Stress Testing Governance
Stress tests should be conducted appropriately under adequate oversight as part of an institution’s governance and controls.
Key elements of effective governance and controls over stress testing include the governance structure, policies and procedures, documentation, validation and independent review, and internal audit.
Responsibilities of the Board and Senior Management
The board of directors is accountable for the entire organization and must be sufficiently knowledgeable about the organization’s stress testing activities.
Stress testing results inform the board of the institution’s risk appetite and profile and operating and strategic decisions, and they may serve as early warning signs of upcoming pressures.
Boards should actively challenge the results of stress tests and supplement them with other tests as well as both quantitative and qualitative information.
Senior management, with oversight from the board, is responsible for establishing robust policies for stress tests, which could supplement other risk, capital, and adequacy measures.
Management is also responsible for reviewing and coordinating stress test activities, assigning competent staff, challenging results and assumptions, and incorporating remedies to potential problems.
Senior management should ensure that there is a sufficient range of stress testing activities to evaluate risks. Results should be benchmarked and regularly updated given that risks, data sources, and the operating environment can change. An independent auditor should verify test results.
Senior management should regularly report to the board of directors on stress testing results in a clear and concise way, highlighting the key elements of the stress testing activities and any limitations.
Policies, Procedures, and Documentation
Stress testing activities should be governed by clear and comprehensive policies and procedures that are updated annually and documented in an appropriate manner. Appropriate documentation allows senior management to track and analyze results over time.
Documentation should include a description of the stress tests, main assumptions, results, limitations, and any proposed remedies. Those responsible for documentation should be given incentives given the complexity and time-consuming nature of preparing documents. Documentation received from external parties should be reviewed.
Stress test policies, procedures, and documentation should address a range of issues, including describing the purpose and process of stress test activities, establishing consistent and adequate practices, defining roles and responsibilities, determining the frequency and priority of stress testing activities, and describing proposed remedies.
Validation and Independent Review
Ongoing validation and independent review of stress testing activities is an important component of an institution’s governance. Validation and independent review should be unbiased and critical, and they should form part of the institution’s overall validation and review processes.
Results should be compared with appropriate benchmarks that reflect the institution’s risks and exposures.
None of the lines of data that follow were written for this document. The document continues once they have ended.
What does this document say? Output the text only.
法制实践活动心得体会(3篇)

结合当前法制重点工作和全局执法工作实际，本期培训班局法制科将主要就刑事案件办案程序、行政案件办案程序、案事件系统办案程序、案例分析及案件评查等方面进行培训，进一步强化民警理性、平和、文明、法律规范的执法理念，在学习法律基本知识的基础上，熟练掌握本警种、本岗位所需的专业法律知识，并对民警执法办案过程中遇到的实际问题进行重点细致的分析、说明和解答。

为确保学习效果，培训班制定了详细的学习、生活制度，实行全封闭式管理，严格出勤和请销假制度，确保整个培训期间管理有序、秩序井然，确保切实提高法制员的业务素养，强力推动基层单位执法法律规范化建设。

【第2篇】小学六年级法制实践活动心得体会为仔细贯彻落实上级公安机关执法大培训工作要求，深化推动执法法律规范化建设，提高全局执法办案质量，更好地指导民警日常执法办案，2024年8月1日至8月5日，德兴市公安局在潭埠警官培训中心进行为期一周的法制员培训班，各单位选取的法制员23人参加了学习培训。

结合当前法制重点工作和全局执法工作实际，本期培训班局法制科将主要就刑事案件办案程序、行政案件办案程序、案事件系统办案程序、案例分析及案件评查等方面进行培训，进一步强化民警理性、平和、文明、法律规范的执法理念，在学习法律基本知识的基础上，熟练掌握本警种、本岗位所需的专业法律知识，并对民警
Stress tests for nonstress periods (i.e., “good times”) should be incorporated into an institution’s model to test their predictive power and usefulness. Models used in nonstress periods may require a different set of assumptions given changing risks, correlations, and behavior by market participants.
Institutions do not need to fully validate stress tests, but limitations, challenges, and proposed remedies should be communicated and disclosed in a transparent manner.
Validation and independent review should challenge the review process and the qualitative components of the stress test, implement development standards, validate and implement stress tests, and monitor performance.
Role of Internal Audits
The internal audit assesses the integrity and reliability of policies and procedures. It should verify that stress tests are conducted thoroughly and as intended, by staff with the relevant expertise.
The internal audit should also review the procedures relating to the documentation, review, and approval of stress tests. Any deficiencies should be identified.
Key Aspects of Stress Testing Governance
An institution’s governance framework should incorporate stress testing coverage, stress testing types and approaches, and capital and liquidity stress testing.
Stress testing coverage should incorporate the relationship between risks and exposures in the short term and long term, and detect risk concentrations that could negatively impact an institution. Coverage can be applied to individual exposures, the entire institution, or various sublevels within an institution.
Stress testing types and approaches should consider the firm-specific and system-wide impacts of stresses from historical and hypothetical scenarios, and should include stresses that challenge the entire institution’s viability. When stress testing is complemented with scenario analysis, scenarios should be robust and credible.
Capital and liquidity stress testing should be harmonized with overall strategy and planning and updated for all material results and events. The impact of multiple simultaneous risks should be considered, including capital and liquidity problems that could arise simultaneously and magnify risks. Objectives for capital and liquidity funding costs should be clearly articulated. Excess exposures and areas should be identified where liquidity and capital positions can be strengthened.